Der Sonntag verlief ähnlich. Nach dem Besuch bei Corinna sortierte sie ihre Rechercheergebnisse. Sie waren dürftig, aber sie hatte ein paar Namen gefunden. Vielleicht konnte sie die Leute nach Volker Röhn befragen. Müde ging sie ins Bett, denn am Montag wollte sie ziemlich früh ins Büro, damit sie mittags zum Bärensee laufen konnte, um sich mit der ominösen Frau zu treffen, trotz Rogers und Bernds seltsamem Gehabe.

Es klingelte lautstark und penetrant. Erschrocken riss Miriam die Augen auf und blickte auf die Uhr. Zum Henker, es war schon neun und sie hatte verschlafen. Montagmorgen war wirklich am schwierigsten für sie. Die Umstellung vom Wochenende hatte es immer in sich. Hastig griff sie nach dem Telefon, der Quelle des nervigen Klingelns.

»Schlohwächter?«, nuschelte sie hinein, während sie aufstand und in die Küche eilte, um sich einen Kaffee aufzubrühen. Miriam bevorzugte die Handmethode, sprich Filter und Wasserkocher. Kaffeeautomatenkaffee mochte sie einfach nicht. Der schmeckte ihr zu bitter.

»Guten Morgen, Frau Schlohwächter. Hier spricht Kriminaldirektor Hasso von Brücken, Kriminalpolizei Stuttgart.
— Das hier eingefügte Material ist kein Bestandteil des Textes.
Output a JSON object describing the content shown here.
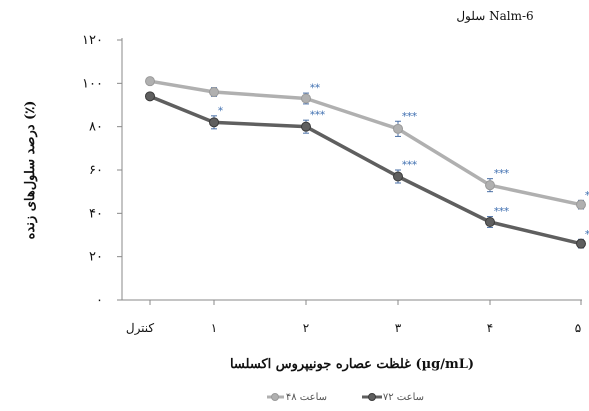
{
  "chart_data": {
    "type": "line",
    "title": "سلول Nalm-6",
    "xlabel": "غلظت عصاره جونیپروس اکسلسا (µg/mL)",
    "ylabel": "درصد سلول‌های زنده (٪)",
    "categories": [
      "کنترل",
      "۱",
      "۲",
      "۳",
      "۴",
      "۵"
    ],
    "yticks": [
      "۰",
      "۲۰",
      "۴۰",
      "۶۰",
      "۸۰",
      "۱۰۰",
      "۱۲۰"
    ],
    "ylim": [
      0,
      120
    ],
    "grid": false,
    "legend_position": "bottom-center",
    "series": [
      {
        "name": "ساعت ۴۸",
        "color": "#b0b0b0",
        "values": [
          101,
          96,
          93,
          79,
          53,
          44
        ],
        "errors": [
          1.5,
          2,
          2.5,
          3.5,
          3,
          2
        ],
        "significance": [
          "",
          "",
          "**",
          "***",
          "***",
          "**"
        ]
      },
      {
        "name": "ساعت ۷۲",
        "color": "#5f5f5f",
        "values": [
          94,
          82,
          80,
          57,
          36,
          26
        ],
        "errors": [
          1.5,
          3,
          3,
          3,
          2.5,
          2
        ],
        "significance": [
          "",
          "*",
          "***",
          "***",
          "***",
          "*"
        ]
      }
    ]
  }
}
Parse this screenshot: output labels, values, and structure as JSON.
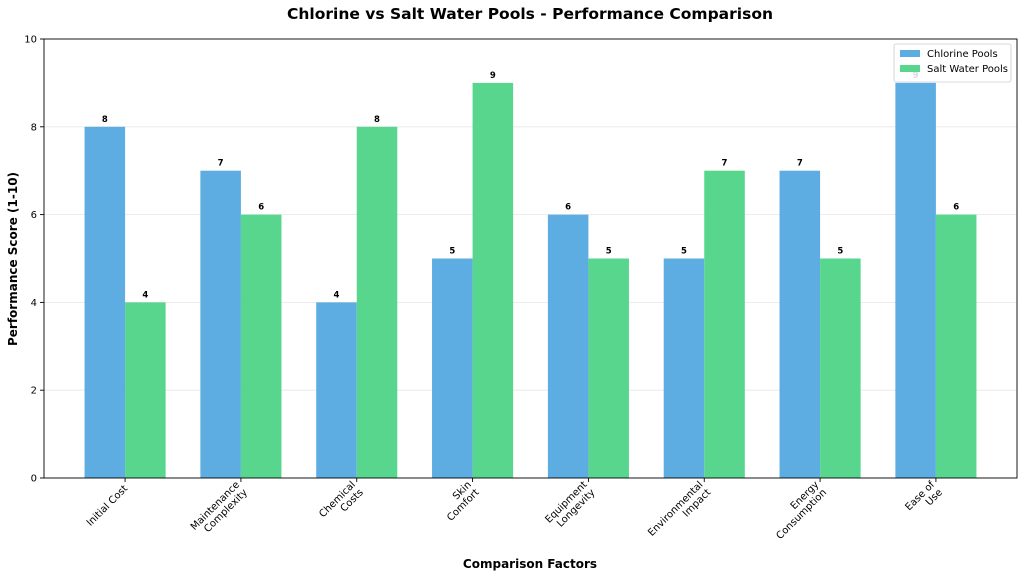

Ihre Redaktion hat gesagt, dass ich Sie unter dieser Rufnummer erreichen kann«, brummelte es mit sonorer Stimme aus dem Telefon.

Kriminaldirektor von Brücken? War das nicht der Vorgesetzte von Bernd? Viel Zeit zum Nachdenken hatte sie nicht, denn der Polizeibeamte sprach einfach weiter.

»Wir haben die Akte Volker Röhn geschlossen. Es war Selbstmord. Die Angehörigen des Verstorbenen haben uns gebeten, eine weitere Berichterstattung zu unterbinden. Bitte halten Sie sich daran.«

»Äh!«, sagte Miriam erstaunt, denn etwas besseres fiel ihr auf die Schnelle nicht ein. Welche Angehörigen denn? Der Mann hatte doch gar keine Kinder gehabt und seine Frau war tot.

»Auf Wiederhören, Frau Schlohwächter.«

Perplex starrte Miriam auf das Telefon. Was war das denn? Selbstmord? Nie im Leben war das ein Selbstmord. Wollten die sie auf den Arm nehmen? Und warum rief der Polizeibeamte extra deswegen bei ihr zuhause an? Das war doch mehr als ungewöhnlich, oder nicht?

Rasch trank Miriam ihren Kaffee aus und beeilte sich dann ins Büro zu kommen. Sie musste dringend mit Karl Müller, dem Redaktionsleiter, sprechen. Das stank doch zum Himmel.